Misericordia quiero…

Misericordia quiero

Domingo 24º del T.O., Ciclo C

Por: Gema Juan.Carmelita Descalza. Puzol (Valencia)

El capítulo 15 el evangelio de Lucas inicia de la siguiente manera:

«Todos los publicanos y pecadores se acercaban a Jesús para escucharle. Los fariseos y los maestros de la ley murmuraban: este recibe a los pecadores y come con ellos».

Alguien dijo que partiendo de estas palabras, podría reconstruirse el evangelio o saber, sencillamente, quién era Jesús. Quizás fue una afirmación exagerada, pero contenía una gran verdad, porque esas pocas palabras resumen la actividad de Jesús y lo que despertaba.

Jesús era accesible, a él se acercaban los necesitados y le escuchaban. Su palabra era sanadora y consoladora: capaz de restaurar, renovar y restablecer lo mejor en aquellos que le escuchaban.

Pero también se fijaban en él quienes no le aceptaban y no podían tolerar la familiaridad que tenía con los «pecadores». Que Jesús comiera con ellos tenía un significado que apenas podemos calibrar, pero que era muy evidente para las gentes que le rodeaban. Significaba tratar a los marginados, a los no puros, como seres humanos iguales, dignos ante él y dignos ante Dios.

Las tres parábolas que narra este capítulo han sido llamadas «parábolas de la misericordia» porque hablan de un Dios incondicional en el amor, en la paciencia y en la alegría, cada vez que logra reencontrarse con los seres humanos.

Las historias de la oveja, la dracma y el hijo perdidos, tienen algunas notas en común. Unas notas muy humanas, reconocibles en las parábolas y en la vida, porque narran una pérdida, una búsqueda intensa, un hallazgo y una alegría compartida.

Jesús insiste, repite, y lo hace a través de un hombre, una mujer, un padre. En un ambiente rural, con asuntos económicos o problemas familiares. Todo, para mostrarla constancia del amor de Dios, que busca y espera a cada ser humano, hasta que entra en el banquete de su reino, que es la vida plenamente compartida con Él y con los demás.

Las parábolas piden una toma de postura de cada oyente y lector: estar entre los que han hecho de la murmuración oficio o entre quienes escuchan y acogen. Estar entre los que lo dan todo por perdido o los que buscan sin descanso una oveja, una moneda, un hermano… Estar entre los que excluyen o los que integran.
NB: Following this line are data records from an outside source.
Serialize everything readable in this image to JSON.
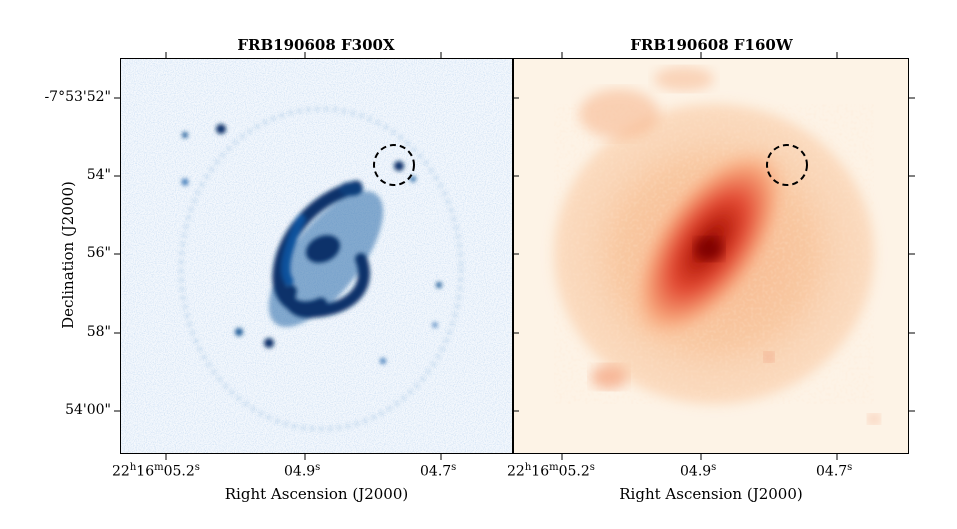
{
  "panels": [
    {
      "title": "FRB190608 F300X",
      "colormap": "Blues",
      "background_color": "#f4f8fd",
      "accent_color": "#08306b"
    },
    {
      "title": "FRB190608 F160W",
      "colormap": "OrRd",
      "background_color": "#fdf3e6",
      "accent_color": "#7f0000"
    }
  ],
  "axes": {
    "xlabel": "Right Ascension (J2000)",
    "ylabel": "Declination (J2000)",
    "x_ticks": [
      {
        "h": "22",
        "m": "16",
        "s": "05.2",
        "format": "full"
      },
      {
        "s": "04.9",
        "format": "sec"
      },
      {
        "s": "04.7",
        "format": "sec"
      }
    ],
    "y_ticks": [
      "-7°53'52\"",
      "54\"",
      "56\"",
      "58\"",
      "54'00\""
    ]
  },
  "marker": {
    "style": "dashed circle",
    "color": "#000000"
  }
}
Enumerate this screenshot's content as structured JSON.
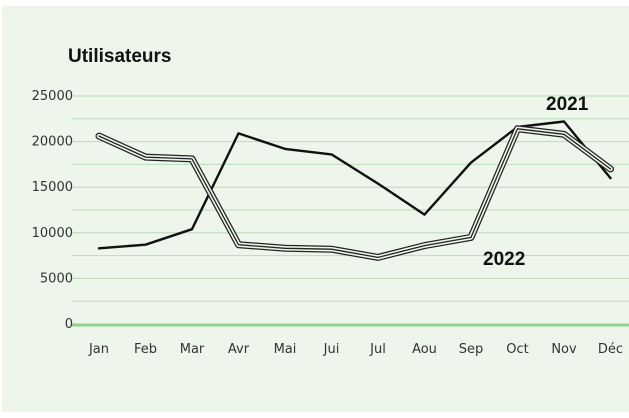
{
  "chart_data": {
    "type": "line",
    "title": "Utilisateurs",
    "xlabel": "",
    "ylabel": "",
    "categories": [
      "Jan",
      "Feb",
      "Mar",
      "Avr",
      "Mai",
      "Jui",
      "Jul",
      "Aou",
      "Sep",
      "Oct",
      "Nov",
      "Déc"
    ],
    "ylim": [
      0,
      25000
    ],
    "yticks": [
      0,
      5000,
      10000,
      15000,
      20000,
      25000
    ],
    "grid": true,
    "series": [
      {
        "name": "2021",
        "style": "solid",
        "color": "#111111",
        "values": [
          8300,
          8700,
          10400,
          20900,
          19200,
          18600,
          15400,
          12000,
          17700,
          21600,
          22200,
          16000
        ]
      },
      {
        "name": "2022",
        "style": "triple",
        "color": "#222222",
        "values": [
          20600,
          18300,
          18100,
          8700,
          8300,
          8200,
          7300,
          8600,
          9500,
          21400,
          20800,
          17000
        ]
      }
    ]
  },
  "colors": {
    "panel": "#eef5ea",
    "grid": "#b9dcb9",
    "baseline": "#8fd28f"
  }
}
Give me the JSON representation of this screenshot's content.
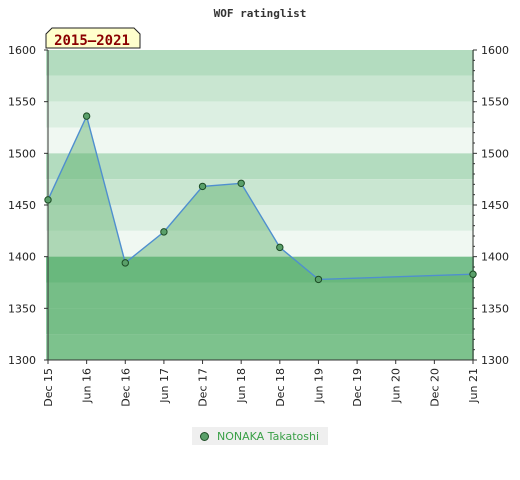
{
  "chart_data": {
    "type": "area",
    "title": "WOF ratinglist",
    "period_badge": "2015–2021",
    "x_tick_labels": [
      "Dec 15",
      "Jun 16",
      "Dec 16",
      "Jun 17",
      "Dec 17",
      "Jun 18",
      "Dec 18",
      "Jun 19",
      "Dec 19",
      "Jun 20",
      "Dec 20",
      "Jun 21"
    ],
    "y_ticks": [
      1300,
      1350,
      1400,
      1450,
      1500,
      1550,
      1600
    ],
    "ylim": [
      1300,
      1600
    ],
    "y_axis_both_sides": true,
    "series": [
      {
        "name": "NONAKA Takatoshi",
        "x": [
          "Dec 15",
          "Jun 16",
          "Dec 16",
          "Jun 17",
          "Dec 17",
          "Jun 18",
          "Dec 18",
          "Jun 19",
          "Jun 21"
        ],
        "values": [
          1455,
          1536,
          1394,
          1424,
          1468,
          1471,
          1409,
          1378,
          1383
        ],
        "line_color": "#4f8fcf",
        "fill_color": "#5ab06a",
        "marker_color": "#5aa06a"
      }
    ],
    "bands": [
      {
        "from": 1575,
        "to": 1600,
        "color": "#b3dcbf"
      },
      {
        "from": 1550,
        "to": 1575,
        "color": "#c9e6d1"
      },
      {
        "from": 1525,
        "to": 1550,
        "color": "#dcefe2"
      },
      {
        "from": 1500,
        "to": 1525,
        "color": "#f0f8f2"
      },
      {
        "from": 1475,
        "to": 1500,
        "color": "#b3dcbf"
      },
      {
        "from": 1450,
        "to": 1475,
        "color": "#c9e6d1"
      },
      {
        "from": 1425,
        "to": 1450,
        "color": "#dcefe2"
      },
      {
        "from": 1400,
        "to": 1425,
        "color": "#f0f8f2"
      },
      {
        "from": 1375,
        "to": 1400,
        "color": "#76bf8c"
      },
      {
        "from": 1350,
        "to": 1375,
        "color": "#8cca9f"
      },
      {
        "from": 1325,
        "to": 1350,
        "color": "#8cca9f"
      },
      {
        "from": 1300,
        "to": 1325,
        "color": "#9ad1aa"
      }
    ],
    "legend": {
      "label": "NONAKA Takatoshi",
      "position": "bottom-center"
    }
  }
}
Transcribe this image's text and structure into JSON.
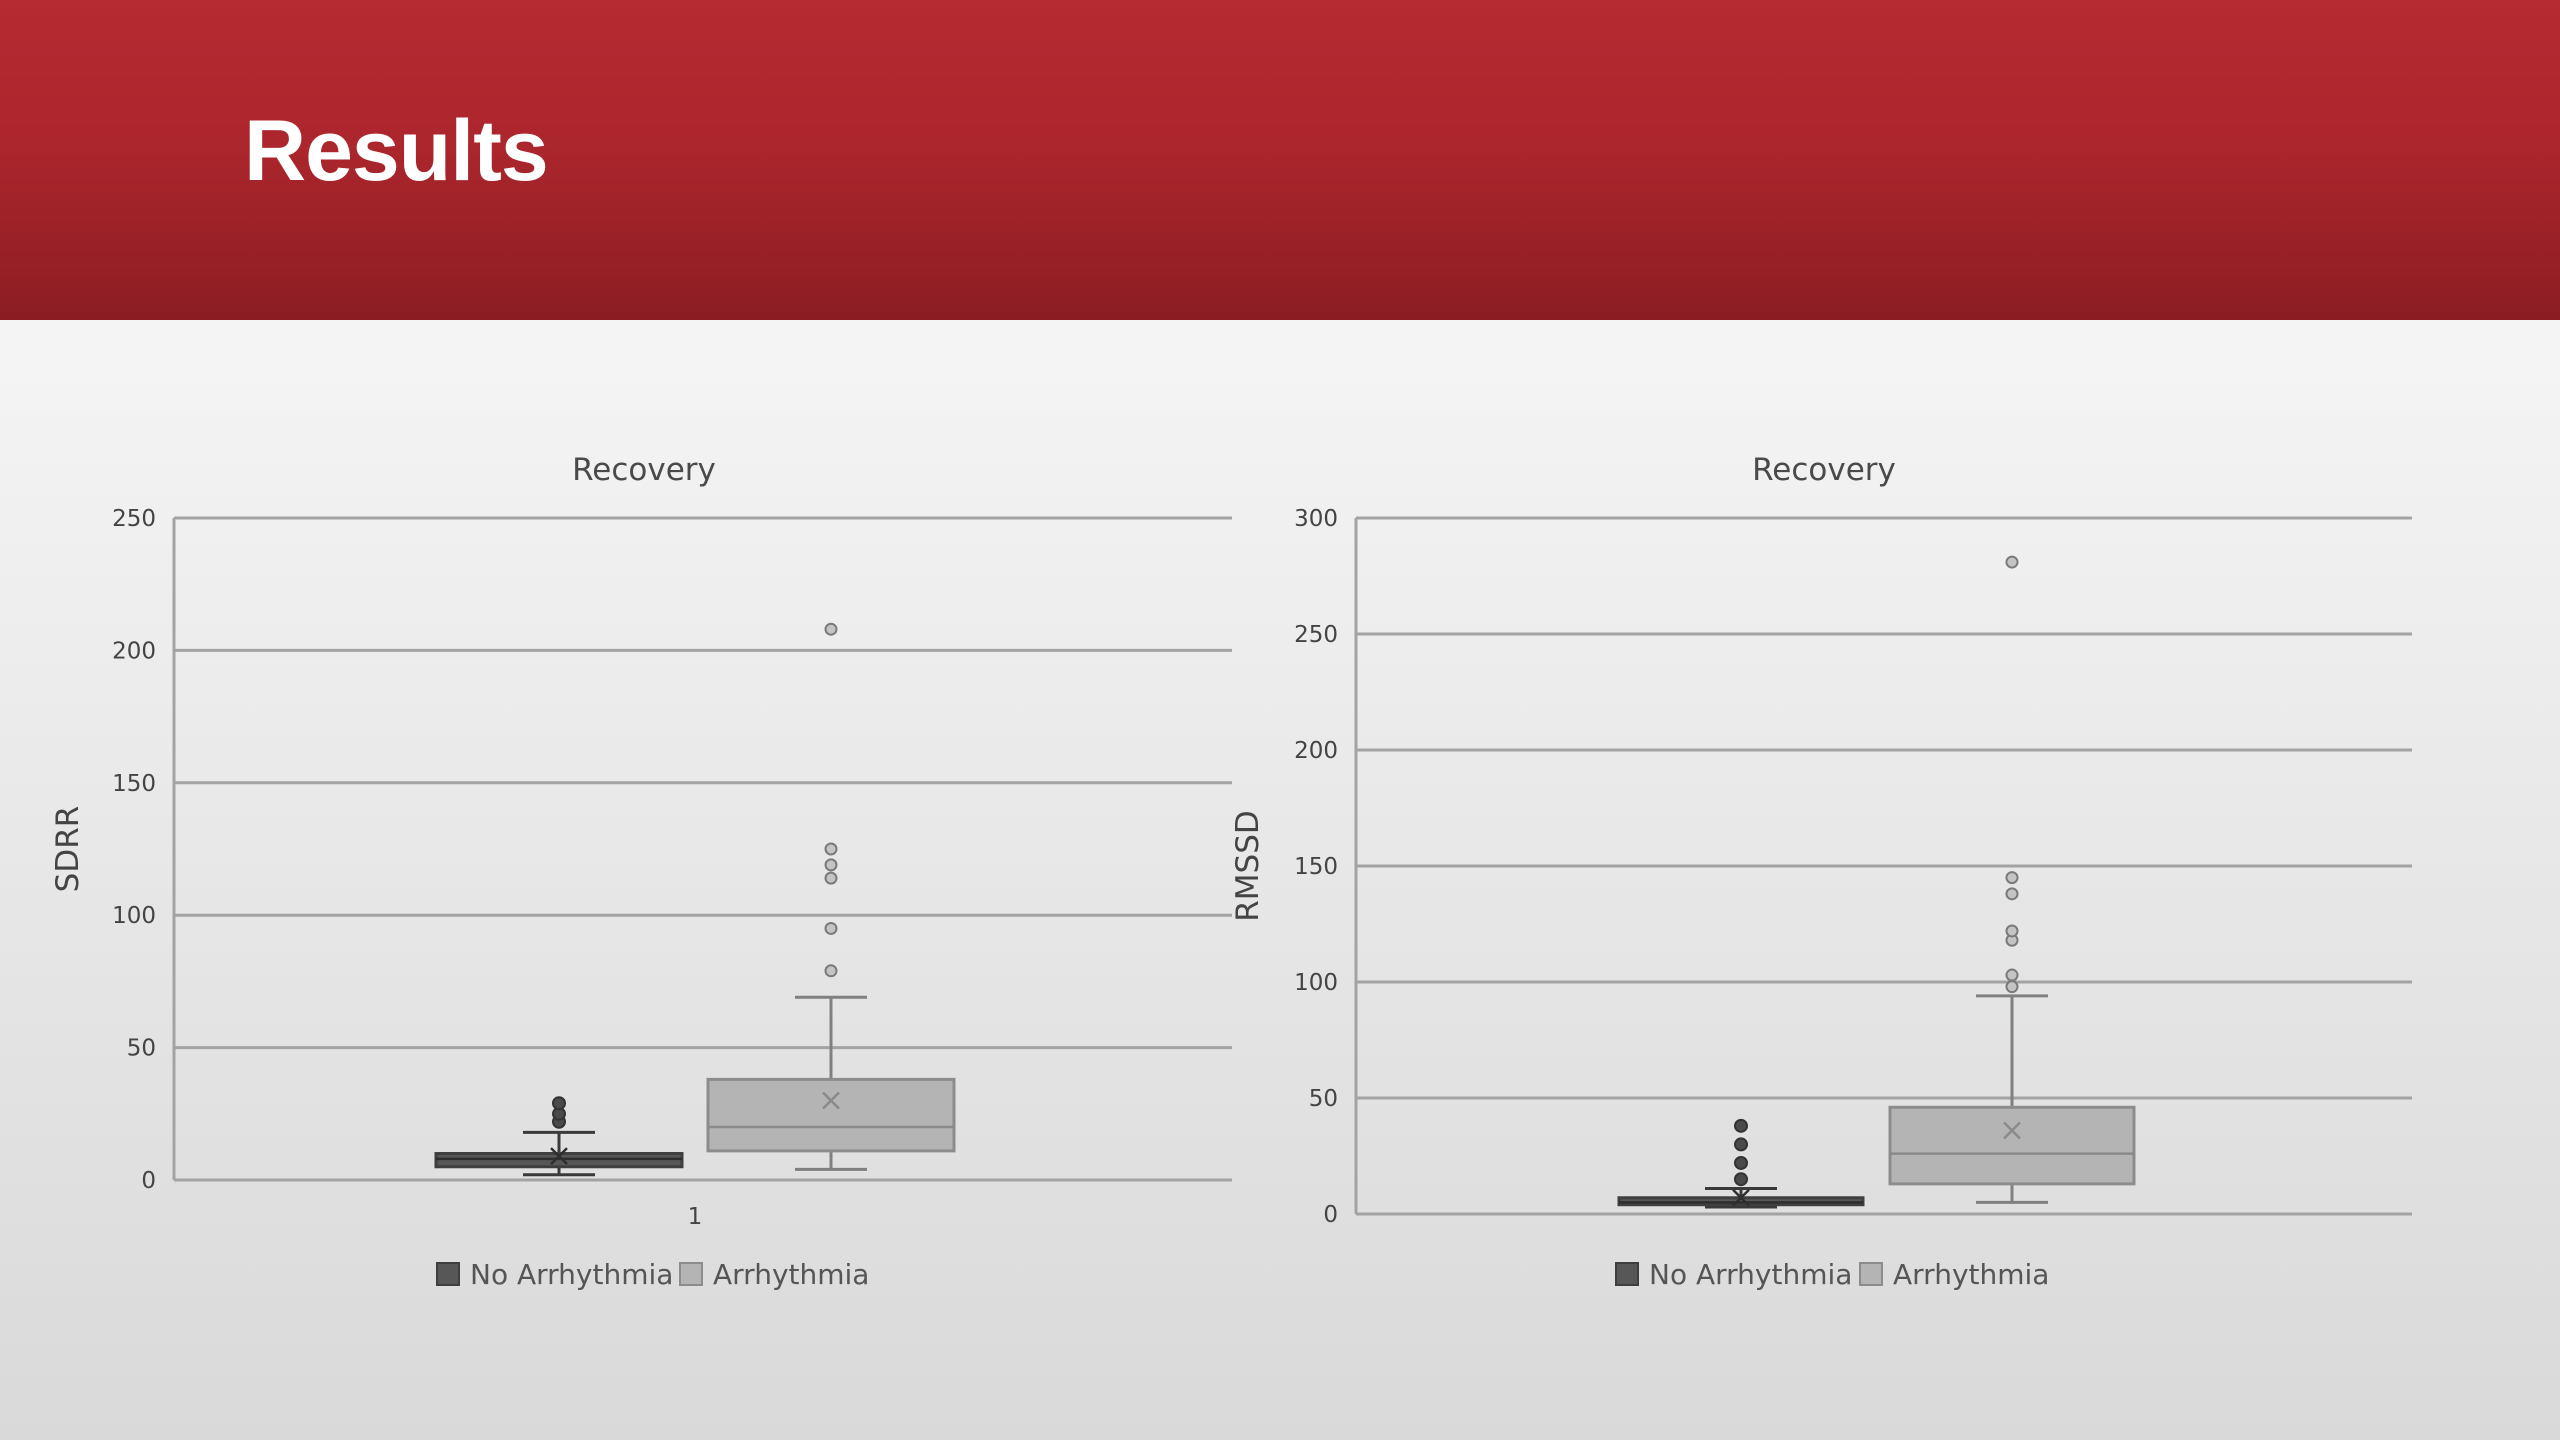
{
  "slide": {
    "title": "Results"
  },
  "chart_data": [
    {
      "type": "box",
      "title": "Recovery",
      "xlabel": "",
      "ylabel": "SDRR",
      "ylim": [
        0,
        250
      ],
      "yticks": [
        0,
        50,
        100,
        150,
        200,
        250
      ],
      "categories": [
        "1"
      ],
      "grid": true,
      "legend_position": "bottom",
      "series": [
        {
          "name": "No Arrhythmia",
          "color": "#575757",
          "stats": {
            "min": 2,
            "q1": 5,
            "median": 8,
            "q3": 10,
            "max": 18,
            "mean": 9
          },
          "outliers": [
            22,
            25,
            29
          ]
        },
        {
          "name": "Arrhythmia",
          "color": "#b4b4b4",
          "stats": {
            "min": 4,
            "q1": 11,
            "median": 20,
            "q3": 38,
            "max": 69,
            "mean": 30
          },
          "outliers": [
            79,
            95,
            114,
            119,
            125,
            208
          ]
        }
      ]
    },
    {
      "type": "box",
      "title": "Recovery",
      "xlabel": "",
      "ylabel": "RMSSD",
      "ylim": [
        0,
        300
      ],
      "yticks": [
        0,
        50,
        100,
        150,
        200,
        250,
        300
      ],
      "categories": [],
      "grid": true,
      "legend_position": "bottom",
      "series": [
        {
          "name": "No Arrhythmia",
          "color": "#575757",
          "stats": {
            "min": 3,
            "q1": 4,
            "median": 5,
            "q3": 7,
            "max": 11,
            "mean": 7
          },
          "outliers": [
            15,
            22,
            30,
            38
          ]
        },
        {
          "name": "Arrhythmia",
          "color": "#b4b4b4",
          "stats": {
            "min": 5,
            "q1": 13,
            "median": 26,
            "q3": 46,
            "max": 94,
            "mean": 36
          },
          "outliers": [
            98,
            103,
            118,
            122,
            138,
            145,
            281
          ]
        }
      ]
    }
  ]
}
Entre los que rechazan la gratuidad o los que se abren a la alegría.

Nada está decidido. Las parábolas siembran a lo largo del capítulo el halo de la libertad de Dios, que no empieza exigiendo ni reclamando lo suyo, o forzando. Y la libertad siempre es difícil para los sistemas, en este caso, para el sistema religioso de Israel. Pero también para cada persona.

Decidir hacer propia la actitud del pastor, de la mujer y del padre. Determinarse a buscar, pero también dejarse encontrar. Ver de lejos al que se acerca, saber esperar sin dejar que se sequen las entrañas, conmoverse ante cualquier gesto de retorno, elegir disfrutar de la vuelta a casa de cualquier pródigo que ha despreciado su propia vida… todo eso es una elección, no siempre fácil ni espontánea, es conversión. Y el modo de aprender a elegir está en ser como aquellos pecadores, que eran capaces de escuchar a Jesús.

Al principio del capítulo, se hace referencia a las comidas de Jesús y al final, el padre prepara un gran banquete. Debe quedarnos un criterio de discernimiento cristiano: la mesa compartida. Aceptarla o rehusarla es construir o deshacer la iglesia de Jesús. Y la mesa compartida es participación material y comunión espiritual a la vez, es compartir la necesidad y la alegría.